Wang began his teaching career as an instructor at the United States Military Academy. In 1993, he joined the faculty of the Sam Nunn School of International Affairs at the Georgia Institute of Technology as an assistant professor. He was promoted to associate professor in 1999 and has served as a full professor since 2005. His academic work is noted for its analysis of China’s socio-political systems, including the hukou (household registration) system and China's role in the international order.

On July 25, 2004, while on a visit to China, Wang was secretly detained by Chinese authorities on suspicion of "stealing state secrets." His disappearance became a diplomatic issue when his family contacted the U.S. Consulate in Shanghai on July 30 after he failed to return home as scheduled.

The U.S. State Department filed a formal protest, accusing China of violating the U.S.-China Consular Convention, which requires notification of the arrest of a U.S. citizen within four days. During his detention, Wang reported being held in solitary confinement for four days and subjected to sleep and water deprivation. Following significant diplomatic pressure, Wang was released on August 8, 2004, and allowed to return to the United States.

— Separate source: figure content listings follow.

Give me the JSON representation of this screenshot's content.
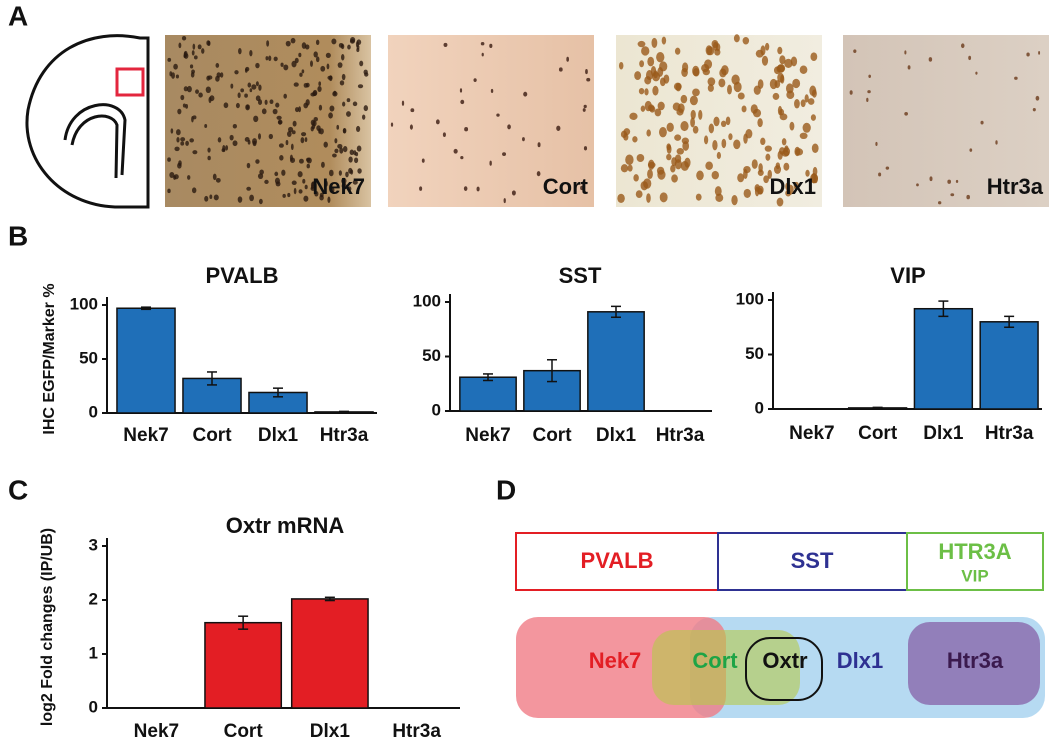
{
  "panel_labels": [
    "A",
    "B",
    "C",
    "D"
  ],
  "panel_a": {
    "image_labels": [
      "Nek7",
      "Cort",
      "Dlx1",
      "Htr3a"
    ]
  },
  "chart_data": [
    {
      "type": "bar",
      "title": "PVALB",
      "ylabel": "IHC EGFP/Marker %",
      "categories": [
        "Nek7",
        "Cort",
        "Dlx1",
        "Htr3a"
      ],
      "values": [
        97,
        32,
        19,
        1
      ],
      "errors": [
        1,
        6,
        4,
        0.5
      ],
      "color": "#1f6fb8",
      "ylim": [
        0,
        100
      ],
      "yticks": [
        0,
        50,
        100
      ]
    },
    {
      "type": "bar",
      "title": "SST",
      "categories": [
        "Nek7",
        "Cort",
        "Dlx1",
        "Htr3a"
      ],
      "values": [
        31,
        37,
        91,
        0
      ],
      "errors": [
        3,
        10,
        5,
        0
      ],
      "color": "#1f6fb8",
      "ylim": [
        0,
        100
      ],
      "yticks": [
        0,
        50,
        100
      ]
    },
    {
      "type": "bar",
      "title": "VIP",
      "categories": [
        "Nek7",
        "Cort",
        "Dlx1",
        "Htr3a"
      ],
      "values": [
        0,
        1,
        92,
        80
      ],
      "errors": [
        0,
        0.5,
        7,
        5
      ],
      "color": "#1f6fb8",
      "ylim": [
        0,
        100
      ],
      "yticks": [
        0,
        50,
        100
      ]
    },
    {
      "type": "bar",
      "title": "Oxtr mRNA",
      "ylabel": "log2 Fold changes (IP/UB)",
      "categories": [
        "Nek7",
        "Cort",
        "Dlx1",
        "Htr3a"
      ],
      "values": [
        0,
        1.58,
        2.02,
        0
      ],
      "errors": [
        0,
        0.12,
        0.03,
        0
      ],
      "color": "#e31e24",
      "ylim": [
        0,
        3
      ],
      "yticks": [
        0,
        1,
        2,
        3
      ]
    }
  ],
  "panel_d": {
    "boxes": [
      {
        "label": "PVALB"
      },
      {
        "label": "SST"
      },
      {
        "label": "HTR3A",
        "sublabel": "VIP"
      }
    ],
    "regions": [
      "Nek7",
      "Cort",
      "Oxtr",
      "Dlx1",
      "Htr3a"
    ]
  }
}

== Selected bibliography ==

- From Family to Market: Labor Allocation in Contemporary China (Rowman & Littlefield, 1998).
- Organization through Division and Exclusion: China’s Hukou System (Stanford University Press, 2005).
- The China Order: Centralia, World Empire, and the Nature of Chinese Power (SUNY Press, 2017). The Chinese version of the book is banned in China.
- The China Record: An Assessment of the People’s Republic (SUNY Press, 2023).
- The China Race: The Global Competition for the World Order (SUNY Press, 2024).